Faculdade de Ciências e Tecnologia, Universidade dos Açores (UAc), Ponta Delgada, Portugal.
Instituto de Investigação e Inovação em Saúde (I3S), Universidade do Porto, Porto, Portugal.
Mol Neurobiol. 2019 Jan;56(1):119-124. doi: 10.1007/s12035-018-1069-x. Epub 2018 Apr 21.

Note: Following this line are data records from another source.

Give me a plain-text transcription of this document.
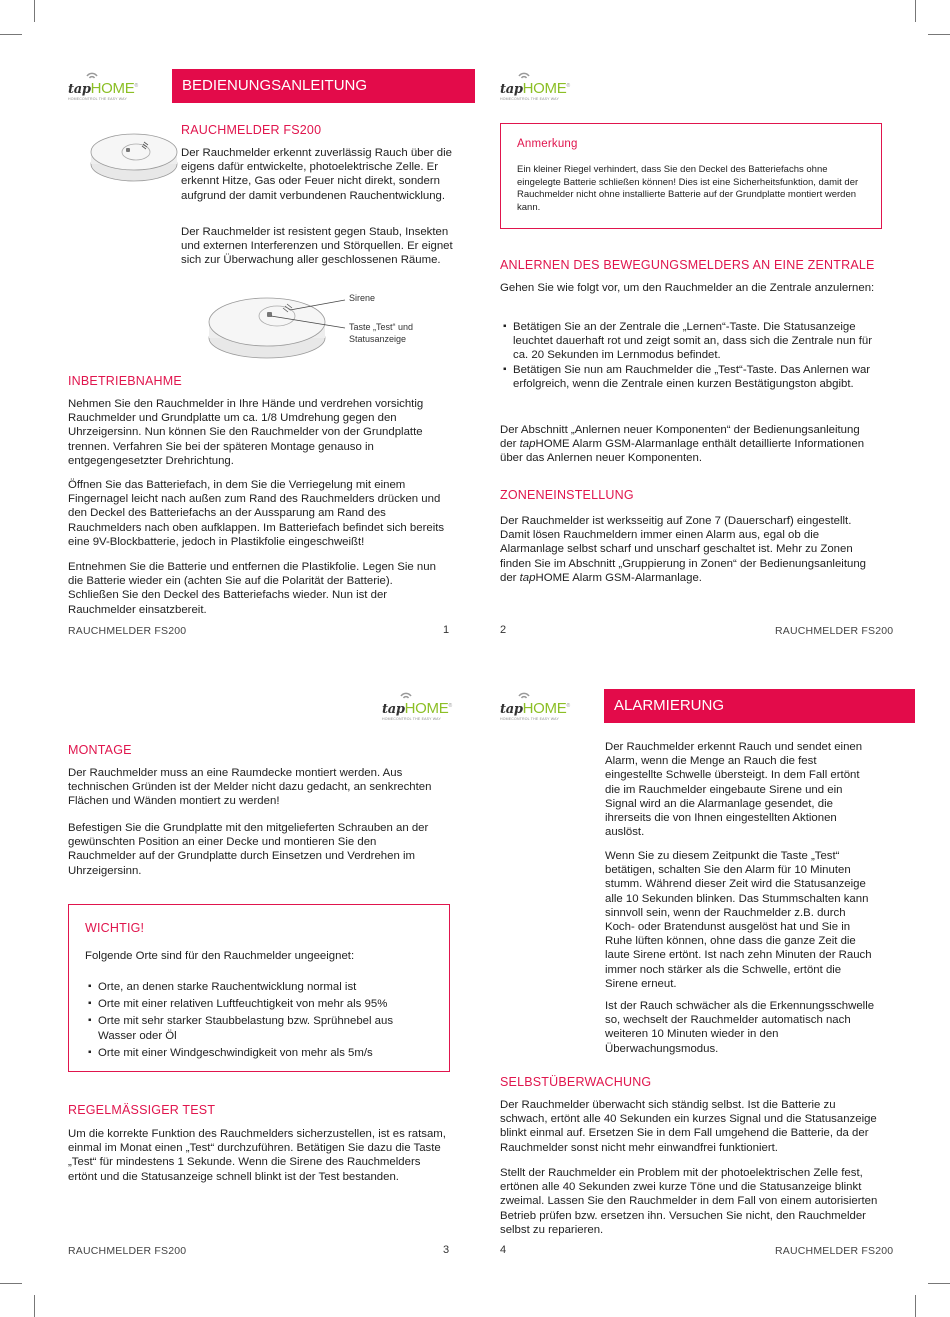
tapHOME®
HOMECONTROL THE EASY WAY
BEDIENUNGSANLEITUNG
RAUCHMELDER FS200

Der Rauchmelder erkennt zuverlässig Rauch über die eigens dafür entwickelte, photoelektrische Zelle. Er erkennt Hitze, Gas oder Feuer nicht direkt, sondern aufgrund der damit verbundenen Rauchentwicklung.

Der Rauchmelder ist resistent gegen Staub, Insekten und externen Interferenzen und Störquellen. Er eignet sich zur Überwachung aller geschlossenen Räume.

Sirene
Taste „Test“ und Statusanzeige
INBETRIEBNAHME

Nehmen Sie den Rauchmelder in Ihre Hände und verdrehen vorsichtig Rauchmelder und Grundplatte um ca. 1/8 Umdrehung gegen den Uhrzeigersinn. Nun können Sie den Rauchmelder von der Grundplatte trennen. Verfahren Sie bei der späteren Montage genauso in entgegengesetzter Drehrichtung.

Öffnen Sie das Batteriefach, in dem Sie die Verriegelung mit einem Fingernagel leicht nach außen zum Rand des Rauchmelders drücken und den Deckel des Batteriefachs an der Aussparung am Rand des Rauchmelders nach oben aufklappen. Im Batteriefach befindet sich bereits eine 9V-Blockbatterie, jedoch in Plastikfolie eingeschweißt!

Entnehmen Sie die Batterie und entfernen die Plastikfolie. Legen Sie nun die Batterie wieder ein (achten Sie auf die Polarität der Batterie). Schließen Sie den Deckel des Batteriefachs wieder. Nun ist der Rauchmelder einsatzbereit.

RAUCHMELDER FS200	1
tapHOME®
HOMECONTROL THE EASY WAY
Anmerkung

Ein kleiner Riegel verhindert, dass Sie den Deckel des Batteriefachs ohne eingelegte Batterie schließen können! Dies ist eine Sicherheitsfunktion, damit der Rauchmelder nicht ohne installierte Batterie auf der Grundplatte montiert werden kann.

ANLERNEN DES BEWEGUNGSMELDERS AN EINE ZENTRALE

Gehen Sie wie folgt vor, um den Rauchmelder an die Zentrale anzulernen:

▪ Betätigen Sie an der Zentrale die „Lernen“-Taste. Die Statusanzeige leuchtet dauerhaft rot und zeigt somit an, dass sich die Zentrale nun für ca. 20 Sekunden im Lernmodus befindet.
▪ Betätigen Sie nun am Rauchmelder die „Test“-Taste. Das Anlernen war erfolgreich, wenn die Zentrale einen kurzen Bestätigungston abgibt.

Der Abschnitt „Anlernen neuer Komponenten“ der Bedienungsanleitung der tapHOME Alarm GSM-Alarmanlage enthält detaillierte Informationen über das Anlernen neuer Komponenten.

ZONENEINSTELLUNG

Der Rauchmelder ist werksseitig auf Zone 7 (Dauerscharf) eingestellt. Damit lösen Rauchmeldern immer einen Alarm aus, egal ob die Alarmanlage selbst scharf und unscharf geschaltet ist. Mehr zu Zonen finden Sie im Abschnitt „Gruppierung in Zonen“ der Bedienungsanleitung der tapHOME Alarm GSM-Alarmanlage.

2	RAUCHMELDER FS200
tapHOME®
HOMECONTROL THE EASY WAY
MONTAGE

Der Rauchmelder muss an eine Raumdecke montiert werden. Aus technischen Gründen ist der Melder nicht dazu gedacht, an senkrechten Flächen und Wänden montiert zu werden!

Befestigen Sie die Grundplatte mit den mitgelieferten Schrauben an der gewünschten Position an einer Decke und montieren Sie den Rauchmelder auf der Grundplatte durch Einsetzen und Verdrehen im Uhrzeigersinn.

WICHTIG!

Folgende Orte sind für den Rauchmelder ungeeignet:

▪ Orte, an denen starke Rauchentwicklung normal ist
▪ Orte mit einer relativen Luftfeuchtigkeit von mehr als 95%
▪ Orte mit sehr starker Staubbelastung bzw. Sprühnebel aus Wasser oder Öl
▪ Orte mit einer Windgeschwindigkeit von mehr als 5m/s
REGELMÄSSIGER TEST

Um die korrekte Funktion des Rauchmelders sicherzustellen, ist es ratsam, einmal im Monat einen „Test“ durchzuführen. Betätigen Sie dazu die Taste „Test“ für mindestens 1 Sekunde. Wenn die Sirene des Rauchmelders ertönt und die Statusanzeige schnell blinkt ist der Test bestanden.

RAUCHMELDER FS200	3
tapHOME®
HOMECONTROL THE EASY WAY
ALARMIERUNG

Der Rauchmelder erkennt Rauch und sendet einen Alarm, wenn die Menge an Rauch die fest eingestellte Schwelle übersteigt. In dem Fall ertönt die im Rauchmelder eingebaute Sirene und ein Signal wird an die Alarmanlage gesendet, die ihrerseits die von Ihnen eingestellten Aktionen auslöst.

Wenn Sie zu diesem Zeitpunkt die Taste „Test“ betätigen, schalten Sie den Alarm für 10 Minuten stumm. Während dieser Zeit wird die Statusanzeige alle 10 Sekunden blinken. Das Stummschalten kann sinnvoll sein, wenn der Rauchmelder z.B. durch Koch- oder Bratendunst ausgelöst hat und Sie in Ruhe lüften können, ohne dass die ganze Zeit die laute Sirene ertönt. Ist nach zehn Minuten der Rauch immer noch stärker als die Schwelle, ertönt die Sirene erneut.

Ist der Rauch schwächer als die Erkennungsschwelle so, wechselt der Rauchmelder automatisch nach weiteren 10 Minuten wieder in den Überwachungsmodus.

SELBSTÜBERWACHUNG

Der Rauchmelder überwacht sich ständig selbst. Ist die Batterie zu schwach, ertönt alle 40 Sekunden ein kurzes Signal und die Statusanzeige blinkt einmal auf. Ersetzen Sie in dem Fall umgehend die Batterie, da der Rauchmelder sonst nicht mehr einwandfrei funktioniert.

Stellt der Rauchmelder ein Problem mit der photoelektrischen Zelle fest, ertönen alle 40 Sekunden zwei kurze Töne und die Statusanzeige blinkt zweimal. Lassen Sie den Rauchmelder in dem Fall von einem autorisierten Betrieb prüfen bzw. ersetzen ihn. Versuchen Sie nicht, den Rauchmelder selbst zu reparieren.

4	RAUCHMELDER FS200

Molecular alterations reflecting pathophysiologic changes thought to occur many years before the clinical onset of Machado-Joseph disease (MJD)/spinocerebellar ataxia type 3 (SCA3), a late-onset polyglutamine disorder, remain unidentified. The absence of molecular biomarkers hampers clinical trials, which lack sensitive measures of disease progression, preventing the identification of events occurring prior to clinical onset. Our aim was to analyse the mtDNA content and the amount of the common deletion (m.8482_13460del4977) in a cohort of 16 preataxic MJD mutation carriers, 85 MJD patients and 101 apparently healthy age-matched controls. Relative expression levels of RPPH1, MT-ND1 and MT-ND4 genes were assessed by quantitative real-time PCR. The mtDNA content was calculated as the difference between the expression levels of a mitochondrial gene (MT-ND1) and a nuclear gene (RPPH1); the amount of mtDNA common deletion was calculated as the difference between expression levels of a deleted (MT-ND4) and an undeleted (MT-ND1) mitochondrial genes. mtDNA content in MJD carriers was similar to that of healthy age-matched controls, whereas the percentage of the common deletion was significantly increased in MJD subjects, and more pronounced in the preclinical stage (p < 0.05). The BCL2/BAX ratio was decreased in preataxic carriers compared to controls, suggesting that the mitochondrial-mediated apoptotic pathway is altered in MJD. Our findings demonstrate for the first time that accumulation of common deletion starts in the preclinical stage. Such early alterations provide support to the current understanding that any therapeutic intervention in MJD should start before the overt clinical phenotype.
反映 Machado-Joseph 病(MJD)/脊髓小脑共济失调 3 型(SCA3)发病前多年生理病理变化的分子改变仍然未知。MJD/SCA3 是一种迟发性多聚谷氨酰胺疾病,缺乏分子生物标志物,这阻碍了临床试验的开展,因为这些临床试验缺乏疾病进展的敏感衡量标准,从而无法识别发病前的事件。我们的目的是分析一组 16 名预发病 MJD 突变携带者、85 名 MJD 患者和 101 名年龄匹配的健康对照者的 mtDNA 含量和常见缺失(m.8482_13460del4977)的量。通过实时定量 PCR 评估 RPPH1、MT-ND1 和 MT-ND4 基因的相对表达水平。mtDNA 含量通过线粒体基因(MT-ND1)和核基因(RPPH1)表达水平之间的差异计算得出;mtDNA 常见缺失的量通过缺失(MT-ND4)和未缺失(MT-ND1)线粒体基因的表达水平之间的差异计算得出。MJD 携带者的 mtDNA 含量与健康年龄匹配的对照组相似,而 MJD 患者的 mtDNA 常见缺失百分比显著增加,且在临床前期更为明显(p<0.05)。与对照组相比,预发病携带者的 BCL2/BAX 比值降低,提示 MJD 中线粒体介导的凋亡途径发生改变。我们的研究结果首次表明,常见缺失的积累始于临床前阶段。这些早期改变为当前的理解提供了支持,即 MJD 中的任何治疗干预都应在明显的临床表型出现之前开始。